In situ hybrid nano drug delivery system (IHN-DDS) of antiretroviral drug for simultaneous targeting to multiple viral reservoirs: An in vivo proof of concept
(Elsevier, 2017-04) Jindal, Anil B.
We report In situ hybrid nano drug delivery system (IHN-DDS) of nevirapine (NVP) for simultaneous targeting to multiple viral reservoirs. The IHN-DDS system was comprised of a preconcentrate containing NVP, lipid, and a surfactant which when diluted with water resulted in the formation of nanoparticles of size range varied from 70 to 1100 nm. Transmission electron microscopy and small angle neutron scattering studies of pellet and supernatant obtained after centrifugation of the IHN-DDS revealed spherical shaped nanoparticles and assembled structures, respectively. Uniform distribution of the NVP in lipid nanoparticles was confirmed by fourier transform infrared spectroscopy.
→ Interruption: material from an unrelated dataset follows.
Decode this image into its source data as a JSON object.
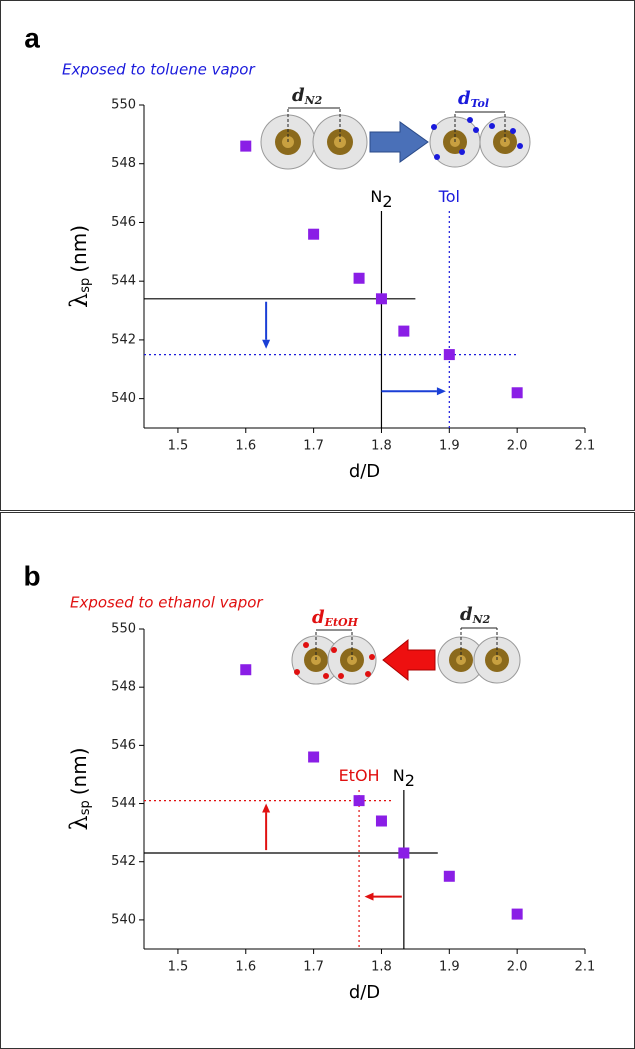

Biodistribution studies in rats showed significant enhancement of NVP concentration of about 6.1, 5.8 and 3.7 fold in the liver, spleen, and brain, respectively after intravenous administration of IHN-DDS systems compared to plain NVP solution. In conclusion, IHN-DDS systems could be a promising approach for simultaneous multisite targeting and could provide therapeutic benefits in complete eradication of HIV infections.